Major league baseball umpires went back to work Saturday but may soon strike again. The umpires were working under a contract that was supposed to be binding upon both sides through 1981, but labor contracts are mere scraps of paper these days.
CIA agents who accept as a condition of employment the restriction that they will not reveal agency secrets write books that reveal agency secrets. Postal workers who accept as a condition of employment the restriction that they are prohibited from striking, strike anyhow. Policemen, firemen, garbage collectors, Metro workers and other public service employes barred from striking (by law or by contract) also strike at will. So why can't men who get four months of vacation every year breach their contract and demand extra extra vacations during the height of their busy season?
What's worse, it is now standard procedure for each contract wrangle to escalate into all-out economic warfare. Quite often neither side bargains in good faith. Both seem eager to begin the head-knocking and teach the other side a lesson.
In the 38th day of its strike against the Norfolk and Western Railway, the Brotherhood of Railway and Airline Clerks charged that the railroad had been receiving $800,000 a day in "mutual aid" payments from other railroads. As a result, said the union's president, Fred Kroll, the N&W "has no inducement to sit down and conduct meaningful negotiations" with the union. In the 46th day of the strike (Friday), the company went into court to ask for an injunction against union interference with the railroad's attempts to continue service.
The chief issues in the N&W strike were stated to be "working conditions and rules." In the strikes against New York's newspapers, the terms are "manning" and "work rules." These are all code works for the same basic issue: Does management have the right to determine how many people it needs, or will the number of employes hired be dictated by unions? In short, they're fighting about featherbedding.
Management argues that it must be free to use new technology to reduce its work force, by attrition if not by layoffs. Unions argue that an employe has a right to resist being replaced by a machine, and a union has a right to resist a reduction in the number of jobs under its jurisdiction.
There is no need to debate that disagreement here because by this time almost everybody has made up his mind about it. What does need to be looked at is Fred Kroll's complaint that the N&W isn't inclined to bargain in good faith because it is collecting "mutual aid" strike insurance.
Mutual aid is as basic to union strategy as to management's. In the 19th century, employers had the economic power to work their will. Employes learned that as individuals they were weak. They could match management's economic power only if they banded together.
Workers learned to call each other "brother" and "sister," and to contribute to strike funds that paid benefits to brothers and sisters on strike. Unionized workers also learned that boycotts could be effective. A union man didn't cross another union man's picket line, regardless of the merit or lack of merit in the striker's position.

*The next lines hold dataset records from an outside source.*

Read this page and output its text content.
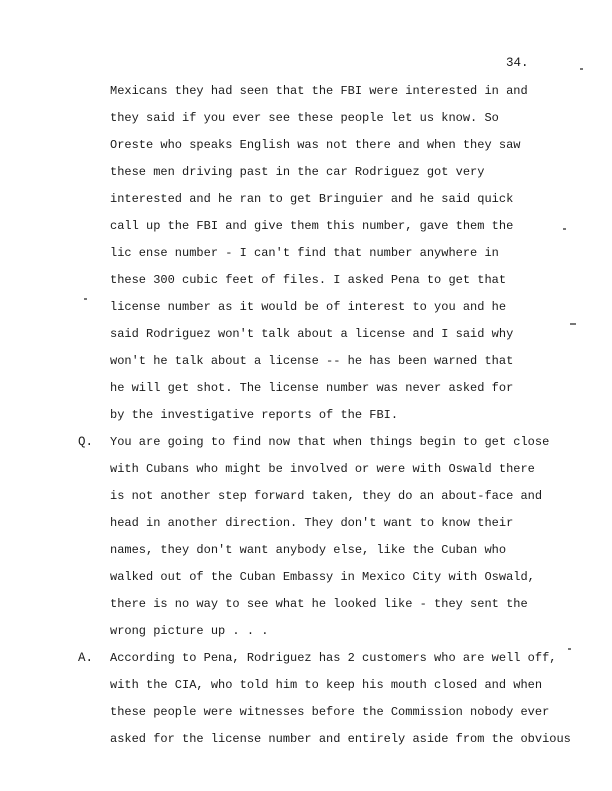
34.
Mexicans they had seen that the FBI were interested in and
they said if you ever see these people let us know. So
Oreste who speaks English was not there and when they saw
these men driving past in the car Rodriguez got very
interested and he ran to get Bringuier and he said quick
call up the FBI and give them this number, gave them the
lic ense number - I can't find that number anywhere in
these 300 cubic feet of files. I asked Pena to get that
license number as it would be of interest to you and he
said Rodriguez won't talk about a license and I said why
won't he talk about a license -- he has been warned that
he will get shot. The license number was never asked for
by the investigative reports of the FBI.
Q. You are going to find now that when things begin to get close
with Cubans who might be involved or were with Oswald there
is not another step forward taken, they do an about-face and
head in another direction. They don't want to know their
names, they don't want anybody else, like the Cuban who
walked out of the Cuban Embassy in Mexico City with Oswald,
there is no way to see what he looked like - they sent the
wrong picture up . . .
A. According to Pena, Rodriguez has 2 customers who are well off,
with the CIA, who told him to keep his mouth closed and when
these people were witnesses before the Commission nobody ever
asked for the license number and entirely aside from the obvious
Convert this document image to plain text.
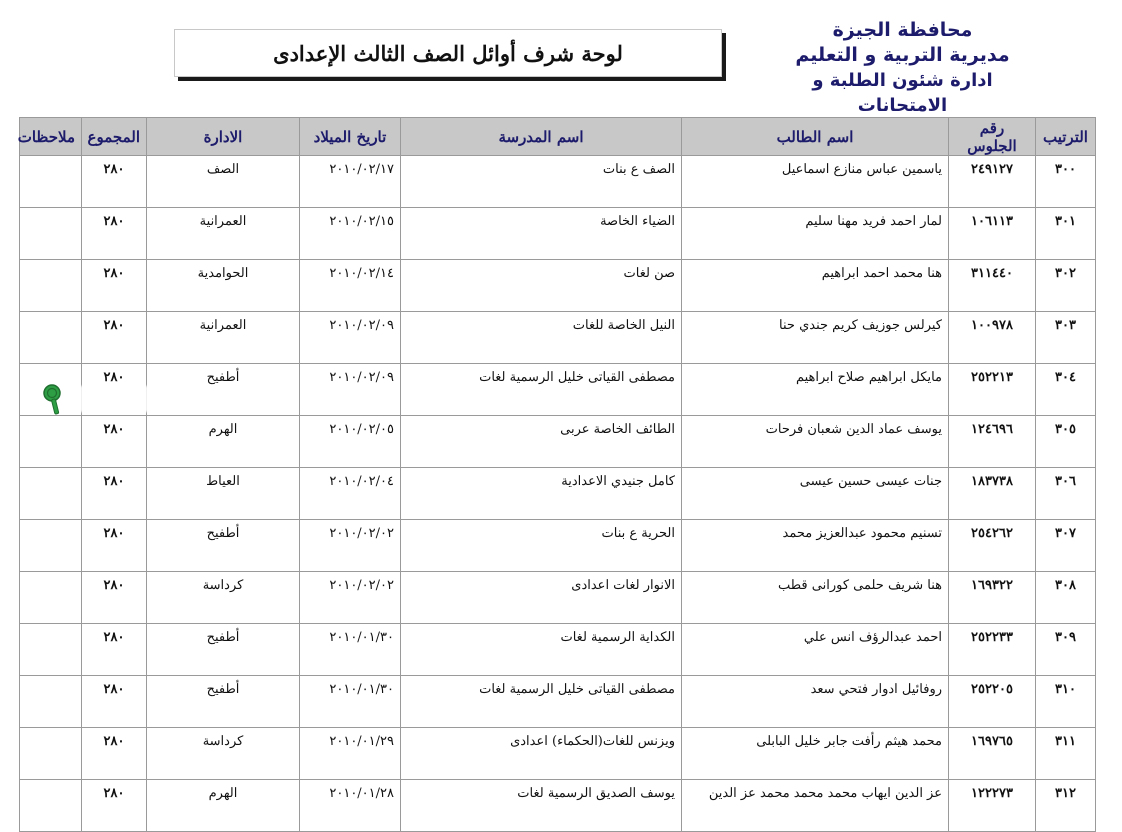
محافظة الجيزة
مديرية التربية و التعليم
ادارة شئون الطلبة و الامتحانات
لوحة شرف أوائل الصف الثالث الإعدادى
الترتيب	رقم الجلوس	اسم الطالب	اسم المدرسة	تاريخ الميلاد	الادارة	المجموع	ملاحظات
٣٠٠	٢٤٩١٢٧	ياسمين عباس منازع اسماعيل	الصف ع بنات	٢٠١٠/٠٢/١٧	الصف	٢٨٠	
٣٠١	١٠٦١١٣	لمار احمد فريد مهنا سليم	الضياء الخاصة	٢٠١٠/٠٢/١٥	العمرانية	٢٨٠	
٣٠٢	٣١١٤٤٠	هنا محمد احمد ابراهيم	صن لغات	٢٠١٠/٠٢/١٤	الحوامدية	٢٨٠	
٣٠٣	١٠٠٩٧٨	كيرلس جوزيف كريم جندي حنا	النيل الخاصة للغات	٢٠١٠/٠٢/٠٩	العمرانية	٢٨٠	
٣٠٤	٢٥٢٢١٣	مايكل ابراهيم صلاح ابراهيم	مصطفى القياتى خليل الرسمية لغات	٢٠١٠/٠٢/٠٩	أطفيح	٢٨٠	
٣٠٥	١٢٤٦٩٦	يوسف عماد الدين شعبان فرحات	الطائف الخاصة عربى	٢٠١٠/٠٢/٠٥	الهرم	٢٨٠	
٣٠٦	١٨٣٧٣٨	جنات عيسى حسين عيسى	كامل جنيدي الاعدادية	٢٠١٠/٠٢/٠٤	العياط	٢٨٠	
٣٠٧	٢٥٤٢٦٢	تسنيم محمود عبدالعزيز محمد	الحرية ع بنات	٢٠١٠/٠٢/٠٢	أطفيح	٢٨٠	
٣٠٨	١٦٩٣٢٢	هنا شريف حلمى كورانى قطب	الانوار لغات اعدادى	٢٠١٠/٠٢/٠٢	كرداسة	٢٨٠	
٣٠٩	٢٥٢٢٣٣	احمد عبدالرؤف انس علي	الكداية الرسمية لغات	٢٠١٠/٠١/٣٠	أطفيح	٢٨٠	
٣١٠	٢٥٢٢٠٥	روفائيل ادوار فتحي سعد	مصطفى القياتى خليل الرسمية لغات	٢٠١٠/٠١/٣٠	أطفيح	٢٨٠	
٣١١	١٦٩٧٦٥	محمد هيثم رأفت جابر خليل البابلى	ويزنس للغات(الحكماء) اعدادى	٢٠١٠/٠١/٢٩	كرداسة	٢٨٠	
٣١٢	١٢٢٢٧٣	عز الدين ايهاب محمد محمد محمد عز الدين	يوسف الصديق الرسمية لغات	٢٠١٠/٠١/٢٨	الهرم	٢٨٠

The essense of this approach is that a contract dispute is an economic war, and in war one must mass his forces and employ them against the enemy in any way that seems likely to achieve victory. Owners and managers, some of them distressingly dimwitted in the area of human relations, were bright enough to recognize that, for them, too, unity would bring strength. Their choice was simple: either organize their own ranks into more effective battalions or face defeat.
So both sides became stronger, and today both have the means to escalate localized labor disputes into massive collisions between huge and powerful associations. Neither has any great inducement to "sit down and conduct meaningful negotiations" because both have been paying into strike insurance funds for years - in effect, stocking their arsenals with the basic weapons of economic warfare: unity and money. Now they're just itching to have at each other. "Lay on, Macduff, and damn'd be him that first cries, 'Hold, enough.'"
The question is no longer whether there may be a better way to handle labor disputes. The question has now become: Is there a worse course than permitting unrestricted economic warfare to determine the terms of contract settlements?